Separate lesson plan for every student
In this special school, every classroom is a story, every child a circumstance, and every lesson a new challenge.
In the moderately sized room on the first floor, the two teachers in charge of the class are diligently sowing every letter, every life skill, and every spark of hope for each student. The class has 10 children, divided into small groups based on their capacity and ability to receive information. One group learns to trace letters, another persistently practices knitting. Another group is being personally guided by the teacher on how to pick bunches of vegetables.
Đào Thị Thanh Phương, one of the two teachers in charge of the class, is patiently sitting next to a deaf student. Using visual aids combined with sign language is how Phương teaches vocabulary to the children.
“Because the children cannot hear or speak, I have to teach them vocabulary through the visual channel. Every lesson is an image, a sign, a movement of the hand so that they can remember. It helps them communicate through writing or sign language,” Phương shared.
In the same classroom, some children are over 10 years old, but their perception is only at the level of a 3-year-old. Others have good cognitive skills but cannot hear or speak. Therefore, a common lesson plan is impossible. Instead, each child has a separate plan, and every activity is meticulously designed to best suit their ability and needs. Children with delayed speech receive language development intervention, while those with greater difficulties are taught basic self-care and life skills to serve themselves.
In another classroom, there is a group of young students who are non-verbal and show signs of disorder. For children in this class, the first objective of the teaching method is not to teach them to speak, but to help them learn to listen, pay attention, and respond.
Accordingly, each session begins with sensory stimulation activities: shaking dice, touching different materials... to attract concentration. When the children start paying attention, the teacher uses the “modeling” method, demonstrating simple behaviors such as pointing, looking in the direction the teacher points, or reaching out to receive objects. These eye and hand signals are considered the first steps to establishing communication.
The provincial Inclusive Education Support Center is currently caring for and educating 96 disabled children. Among them, 66 children attend the specialized education program, and 30 children receive hourly intervention. In addition, the Center supports 22 more children, 9 of whom are attending regular schools, and 13 are integrated within their families.
Mai Thị Hồng Nhung, the Director of the Center, shared that most of the children face difficulties in language, cognition, and behavior, such as speech delay, learning difficulties, developmental disorders (autism), intellectual developmental delay, and physical disabilities. Therefore, some classes only have 1-2 students, and teachers have to split their time to dedicate separate learning methods to them. At the Center, the teachers not only teach letters and life skills but are also the ones who awaken the potential capacity in each child, through love, perseverance, and silent dedication.
Where hope is nurtured every day
Having been associated with the Center since its early days, for teacher Phan Thị Vân Trang, coming to special education has been a journey with many challenges. However, stemming from love, she and the teachers at the Center all share a common desire to help the children progress every day, even if only a little.
Trang recounted: “Some children on their first day at school only knew how to withdraw, not speak, and not look at anyone. After many months, sometimes even a whole year of persistent intervention, the children have gradually opened up and become more integrated.”
At the Center, some children who are 3 or 4 years old still cannot speak, and on their first day of school, they only made baby noises. For the children to utter a sound, the teachers have to be patient little by little, applying speech therapy techniques to activate the spoken language area.
“We are persistent and meticulous like that, but sometimes just hearing a sound of ‘teacher,’ seeing a hug or a tight hand-hold... for us, that is enough to stay committed for a long time,” said Tưởng Thị Huyền, a specialist in therapy and counseling at the Center.

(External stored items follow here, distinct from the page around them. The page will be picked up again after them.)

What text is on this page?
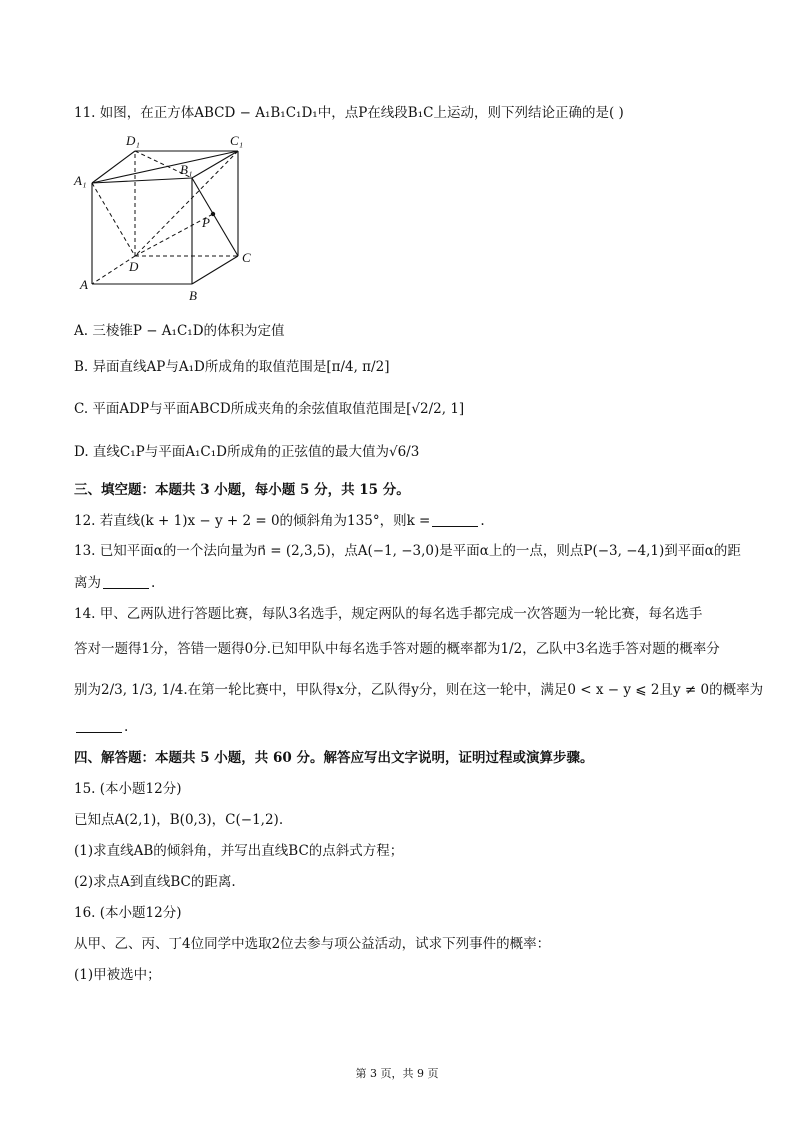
11. 如图，在正方体ABCD − A₁B₁C₁D₁中，点P在线段B₁C上运动，则下列结论正确的是( )
D₁	C₁
A₁
B₁
P
D
C
A
B
A. 三棱锥P − A₁C₁D的体积为定值
B. 异面直线AP与A₁D所成角的取值范围是[π/4, π/2]
C. 平面ADP与平面ABCD所成夹角的余弦值取值范围是[√2/2, 1]
D. 直线C₁P与平面A₁C₁D所成角的正弦值的最大值为√6/3
三、填空题：本题共 3 小题，每小题 5 分，共 15 分。
12. 若直线(k + 1)x − y + 2 = 0的倾斜角为135°，则k =	.
13. 已知平面α的一个法向量为n⃗ = (2,3,5)，点A(−1, −3,0)是平面α上的一点，则点P(−3, −4,1)到平面α的距
离为	.
14. 甲、乙两队进行答题比赛，每队3名选手，规定两队的每名选手都完成一次答题为一轮比赛，每名选手
答对一题得1分，答错一题得0分.已知甲队中每名选手答对题的概率都为1/2，乙队中3名选手答对题的概率分
别为2/3, 1/3, 1/4.在第一轮比赛中，甲队得x分，乙队得y分，则在这一轮中，满足0 < x − y ⩽ 2且y ≠ 0的概率为
.
四、解答题：本题共 5 小题，共 60 分。解答应写出文字说明，证明过程或演算步骤。
15. (本小题12分)
已知点A(2,1)，B(0,3)，C(−1,2).
(1)求直线AB的倾斜角，并写出直线BC的点斜式方程；
(2)求点A到直线BC的距离.
16. (本小题12分)
从甲、乙、丙、丁4位同学中选取2位去参与项公益活动，试求下列事件的概率：
(1)甲被选中；
第 3 页，共 9 页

Teaching a typical child is difficult, teaching a child with disabilities or a developmental disorder is many times harder. At the Center, every classroom, from the motor skills class, individual intervention class to the communication and skills class, is filled with the teachers’ non-stop efforts. Each lesson becomes a modeled movement, every sound, smile, and behavior... is simulated by the teacher for the children to practice.
Witnessing those who are both teachers and “caretakers,” patiently and dedicatedly looking after, training every eating habit, way of pronunciation, speaking, and communicating..., we further appreciate the hardships of the teaching staff in these special classrooms.
Here, every laugh, every sparkling eye, every first confident step of the children... are proof of the miracles that special education brings. Because more than anyone else, the teachers here understand that with enough love and patience, every child can shine in their own way.